In the end, however, which one is standard may end up being purely arbitrary.
> In general, how can searching in Chinese text be formalised? It seems that the Chinese characters cannot easily be divided into equivalence classes where one character in the class should find any other character in this class. If I search for 歴 6B74, I also want to find the semantic variant 歷 6B77 (i.e. the standard character) as well as the simplified character 历 5386. However, if I search for 历 5386, I may want to find the semantic variant 厲 53B2 (which is based on Fenn, but not Lau, Matthews or Meyer-Wempe), but definitely not the simplified character 厉 5389. The difference is that there are additional Z-variant connections in the first case.
> Does it make sense to create equivalence classes from the Z-variants?

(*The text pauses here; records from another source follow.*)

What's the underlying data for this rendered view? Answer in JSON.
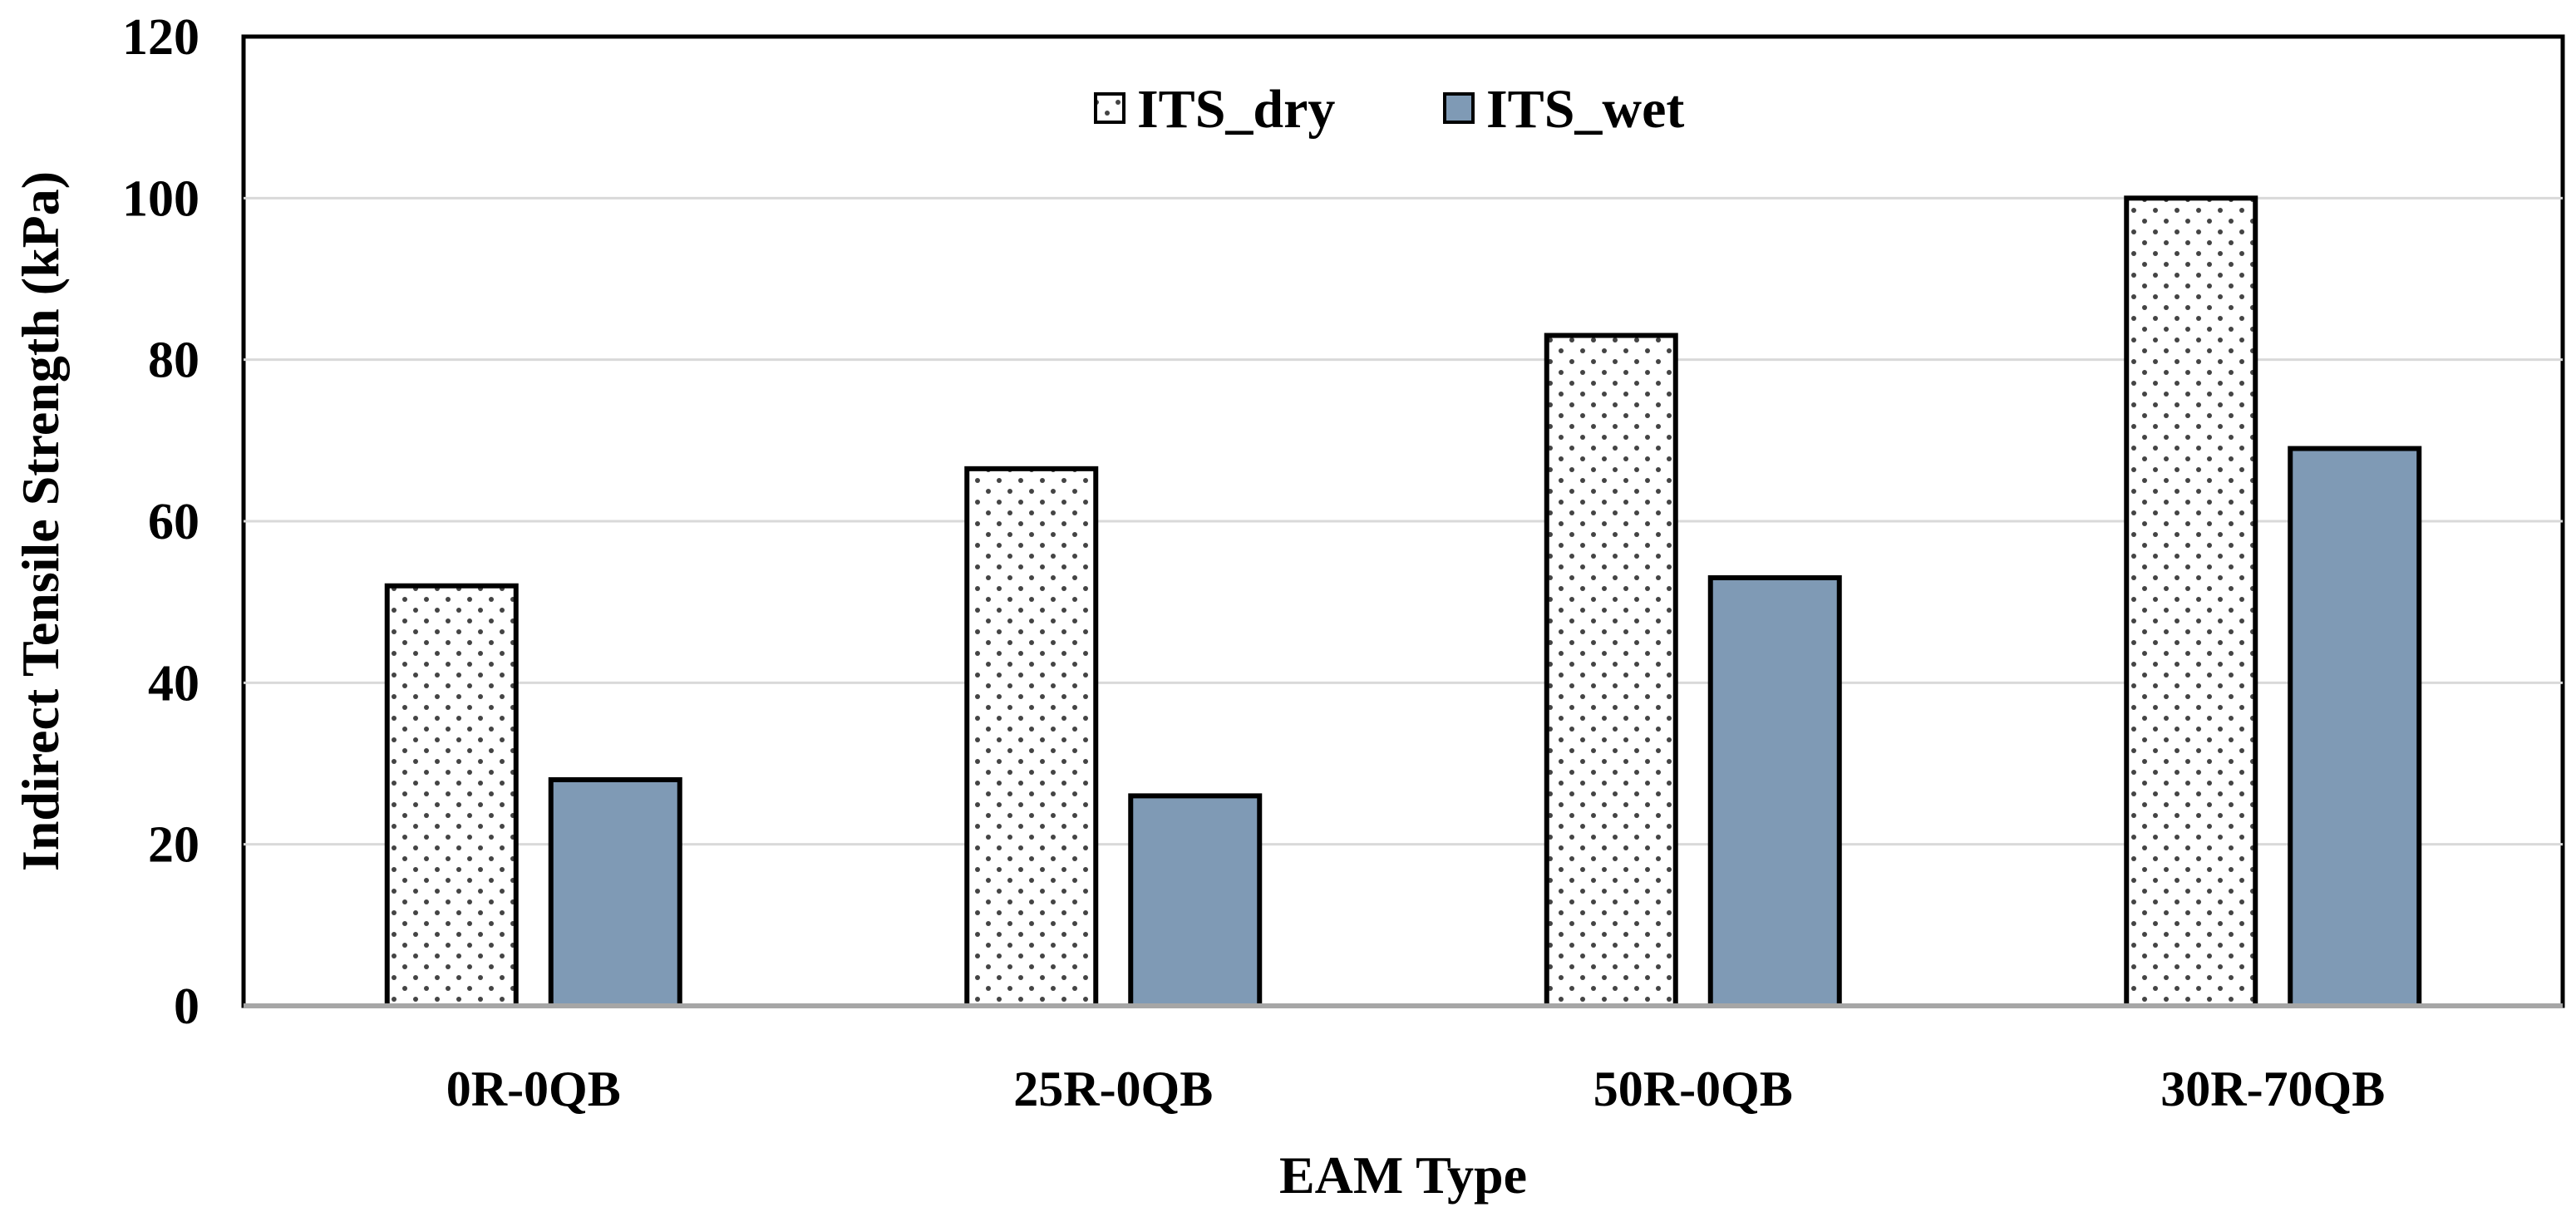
{
  "chart_data": {
    "type": "bar",
    "title": "",
    "xlabel": "EAM Type",
    "ylabel": "Indirect Tensile Strength (kPa)",
    "ylim": [
      0,
      120
    ],
    "yticks": [
      0,
      20,
      40,
      60,
      80,
      100,
      120
    ],
    "grid": true,
    "legend_position": "top-center",
    "categories": [
      "0R-0QB",
      "25R-0QB",
      "50R-0QB",
      "30R-70QB"
    ],
    "series": [
      {
        "name": "ITS_dry",
        "values": [
          52,
          66.5,
          83,
          100
        ],
        "pattern": "dotted",
        "color": "#ffffff"
      },
      {
        "name": "ITS_wet",
        "values": [
          28,
          26,
          53,
          69
        ],
        "pattern": "solid",
        "color": "#7f9ab5"
      }
    ]
  }
}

Not with the data as it stands.
> As an example, the 歷 6B77-class would comprise 歴 6B74, 歷 6B77 and 历 5386 (not counting the compatibility character 歷 F98C), and the 曆 66C6-class would comprise 66A6 and 曆 66C6 (not counting 曆 F98B). In particular, 曆 66C6 would not find 歷 6B77. However, both characters have the same simplified character equivalent. Should these classes be unified for searching? Or should it make a difference if I search for a traditional or a simplified character, i.e. searching for 历 5386 finds the 曆 66C6-class as well as the 歷 6B77-class?
> Why is 歴 6B74 a semantic variant of 歷 6B77, but 66A6 is not a semantic variant of 曆 66C6? Is it simply because no dictionary has declared them to be equivalent, even though the respective relationships are obviously the same?

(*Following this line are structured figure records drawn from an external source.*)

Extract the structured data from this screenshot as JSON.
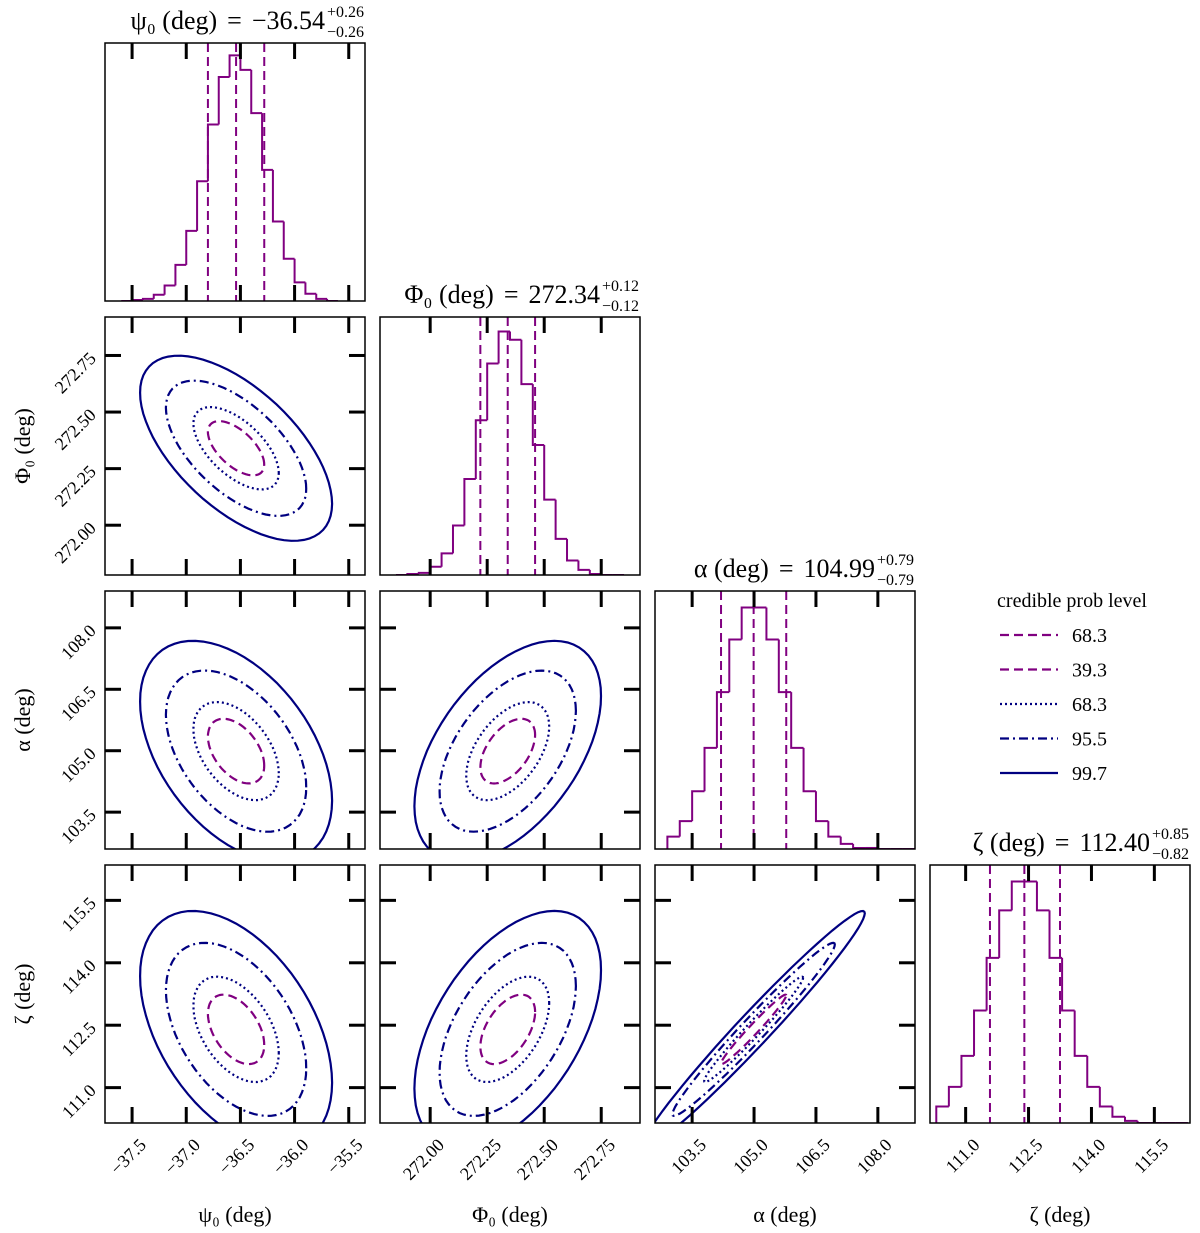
{
  "chart_data": {
    "type": "corner",
    "equals": "=",
    "hist_color": "#800080",
    "hist_ylim": [
      0,
      250
    ],
    "params": [
      {
        "label": "ψ₀ (deg)",
        "median": -36.54,
        "median_label": "−36.54",
        "plus": 0.26,
        "plus_label": "+0.26",
        "minus": 0.26,
        "minus_label": "−0.26",
        "lim": [
          -37.75,
          -35.35
        ],
        "ticks": [
          {
            "value": -37.5,
            "label": "−37.5"
          },
          {
            "value": -37,
            "label": "−37.0"
          },
          {
            "value": -36.5,
            "label": "−36.5"
          },
          {
            "value": -36,
            "label": "−36.0"
          },
          {
            "value": -35.5,
            "label": "−35.5"
          }
        ],
        "bins": [
          -37.6,
          -37.5,
          -37.4,
          -37.3,
          -37.2,
          -37.1,
          -37.0,
          -36.9,
          -36.8,
          -36.7,
          -36.6,
          -36.5,
          -36.4,
          -36.3,
          -36.2,
          -36.1,
          -36.0,
          -35.9,
          -35.8,
          -35.7,
          -35.6
        ],
        "counts": [
          0,
          1,
          2,
          6,
          15,
          35,
          68,
          116,
          171,
          217,
          238,
          224,
          182,
          127,
          77,
          41,
          18,
          7,
          2,
          0
        ]
      },
      {
        "label": "Φ₀ (deg)",
        "median": 272.34,
        "median_label": "272.34",
        "plus": 0.12,
        "plus_label": "+0.12",
        "minus": 0.12,
        "minus_label": "−0.12",
        "lim": [
          271.78,
          272.92
        ],
        "ticks": [
          {
            "value": 272,
            "label": "272.00"
          },
          {
            "value": 272.25,
            "label": "272.25"
          },
          {
            "value": 272.5,
            "label": "272.50"
          },
          {
            "value": 272.75,
            "label": "272.75"
          }
        ],
        "bins": [
          271.85,
          271.9,
          271.95,
          272.0,
          272.05,
          272.1,
          272.15,
          272.2,
          272.25,
          272.3,
          272.35,
          272.4,
          272.45,
          272.5,
          272.55,
          272.6,
          272.65,
          272.7,
          272.75,
          272.8,
          272.85
        ],
        "counts": [
          0,
          1,
          2,
          8,
          21,
          48,
          93,
          150,
          205,
          236,
          228,
          185,
          126,
          73,
          35,
          14,
          5,
          1,
          0,
          0
        ]
      },
      {
        "label": "α (deg)",
        "median": 104.99,
        "median_label": "104.99",
        "plus": 0.79,
        "plus_label": "+0.79",
        "minus": 0.79,
        "minus_label": "−0.79",
        "lim": [
          102.6,
          108.9
        ],
        "ticks": [
          103.5,
          {
            "value": 105,
            "label": "105.0"
          },
          106.5,
          {
            "value": 108,
            "label": "108.0"
          }
        ],
        "bins": [
          102.9,
          103.2,
          103.5,
          103.8,
          104.1,
          104.4,
          104.7,
          105.0,
          105.3,
          105.6,
          105.9,
          106.2,
          106.5,
          106.8,
          107.1,
          107.4,
          107.7,
          108.0,
          108.3,
          108.6,
          108.9
        ],
        "counts": [
          12,
          27,
          56,
          98,
          152,
          203,
          234,
          234,
          203,
          152,
          98,
          56,
          27,
          12,
          5,
          1,
          1,
          0,
          0,
          0
        ]
      },
      {
        "label": "ζ (deg)",
        "median": 112.4,
        "median_label": "112.40",
        "plus": 0.85,
        "plus_label": "+0.85",
        "minus": 0.82,
        "minus_label": "−0.82",
        "lim": [
          110.15,
          116.35
        ],
        "ticks": [
          {
            "value": 111,
            "label": "111.0"
          },
          112.5,
          {
            "value": 114,
            "label": "114.0"
          },
          115.5
        ],
        "bins": [
          110.3,
          110.6,
          110.9,
          111.2,
          111.5,
          111.8,
          112.1,
          112.4,
          112.7,
          113.0,
          113.3,
          113.6,
          113.9,
          114.2,
          114.5,
          114.8,
          115.1,
          115.4,
          115.7,
          116.0,
          116.3
        ],
        "counts": [
          16,
          35,
          65,
          109,
          160,
          206,
          234,
          234,
          206,
          160,
          109,
          65,
          35,
          16,
          6,
          2,
          0,
          0,
          0,
          0
        ]
      }
    ],
    "pairs": [
      {
        "row": 1,
        "col": 0,
        "correlation": -0.6
      },
      {
        "row": 2,
        "col": 0,
        "correlation": -0.45
      },
      {
        "row": 2,
        "col": 1,
        "correlation": 0.5
      },
      {
        "row": 3,
        "col": 0,
        "correlation": -0.45
      },
      {
        "row": 3,
        "col": 1,
        "correlation": 0.5
      },
      {
        "row": 3,
        "col": 2,
        "correlation": 0.98
      }
    ],
    "legend": {
      "title": "credible prob level",
      "entries": [
        {
          "level": 68.3,
          "color": "#800080",
          "dash": "dashed"
        },
        {
          "level": 39.3,
          "color": "#800080",
          "dash": "dashed"
        },
        {
          "level": 68.3,
          "color": "#000080",
          "dash": "dotted"
        },
        {
          "level": 95.5,
          "color": "#000080",
          "dash": "dashdot"
        },
        {
          "level": 99.7,
          "color": "#000080",
          "dash": "solid"
        }
      ]
    }
  }
}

Yes. One thing that makes this whole process even more complicated than it would otherwise be is that different sources make different judgments as to when two characters are variants of each other. At the moment, this is restricted to data from some of the smaller dictionaries. If and when we can get the variant data from one of the larger dictionaries in place (such as the Hanyu Da Zidian or the Kangxi), then an implementer can simply say that they are normalizing to HYDZD or KX and ignore the remaining variant data.
> And how can two characters such as 歴 6B74 and 歷 6B77 be Z-variants if they do not have the same number of strokes? All unification rules seem to leave the number of strokes unchanged, as far as the component is not on the Annex S list of unifiable characters (such as 吕 5415 and 呂 5442).

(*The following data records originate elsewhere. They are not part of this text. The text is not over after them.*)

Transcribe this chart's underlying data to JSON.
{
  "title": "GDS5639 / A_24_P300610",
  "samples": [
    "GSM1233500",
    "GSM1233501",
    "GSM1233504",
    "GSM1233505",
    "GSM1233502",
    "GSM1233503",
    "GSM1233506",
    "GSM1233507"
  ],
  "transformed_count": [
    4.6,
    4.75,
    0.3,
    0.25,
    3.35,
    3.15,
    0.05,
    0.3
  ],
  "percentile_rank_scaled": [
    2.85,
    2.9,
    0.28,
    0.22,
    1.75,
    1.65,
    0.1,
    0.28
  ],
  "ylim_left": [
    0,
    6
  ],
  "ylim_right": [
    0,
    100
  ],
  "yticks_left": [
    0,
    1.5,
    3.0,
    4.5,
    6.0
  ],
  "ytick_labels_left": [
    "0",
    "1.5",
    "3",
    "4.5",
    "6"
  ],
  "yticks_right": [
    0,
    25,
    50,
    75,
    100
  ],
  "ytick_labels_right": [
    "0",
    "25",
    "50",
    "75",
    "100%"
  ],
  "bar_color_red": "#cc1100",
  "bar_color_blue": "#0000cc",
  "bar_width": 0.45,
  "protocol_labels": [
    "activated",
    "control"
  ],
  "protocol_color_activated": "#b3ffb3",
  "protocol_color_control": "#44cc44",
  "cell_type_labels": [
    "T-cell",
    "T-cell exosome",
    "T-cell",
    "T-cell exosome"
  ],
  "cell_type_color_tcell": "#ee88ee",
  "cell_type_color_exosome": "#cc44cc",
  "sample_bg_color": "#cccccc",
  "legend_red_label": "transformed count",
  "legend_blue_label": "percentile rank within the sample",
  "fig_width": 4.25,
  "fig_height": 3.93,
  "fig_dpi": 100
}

This is an example of bad data in the kZVariant field.
> According to UAX#38, the "kSemanticVariant" relation means "two characters have identical meanings". Thus, technically it should be transitive (as opposed to "kSpecializedSemanticVariant"), but for example 厤 53A4 (kDefinition "to calculate; the calendar") is connected via 曆 66C6 ("calendar, era") with 歷 6B77 ("take place, past, history"), but there is no direct connection. Why?
Our goal at this point is to strictly define the the two semantic variant fields strictly in terms of source dictionaries. In this particular case, Lau and Mathews define U+53A4 and U+66C6 as equivalent, whereas Meyer-Wempe defines U+66C6 and U+6B74 as equivalent. You, the implementer, have the option of deciding which authority you want to base your implementation on.
And, unfortunately, the dictionary-makers aren't always going to be careful to provide transitivity (or even reflexivity) in their variant data.
> And why does Apple's character palette regard 历 5386 as related to 厯 53AF, when in fact no arrow leads from or to 厯 53AF? Or rather, where does this knowledge (see e.g. http://dict.variants.moe.edu.tw/yitia/fra/fra02074.htm) come from?
Information on Apple's source is proprietary. This is true in general of actual implementations. Unihan is rather unusual in at least trying to state the authority based upon which the data is derived.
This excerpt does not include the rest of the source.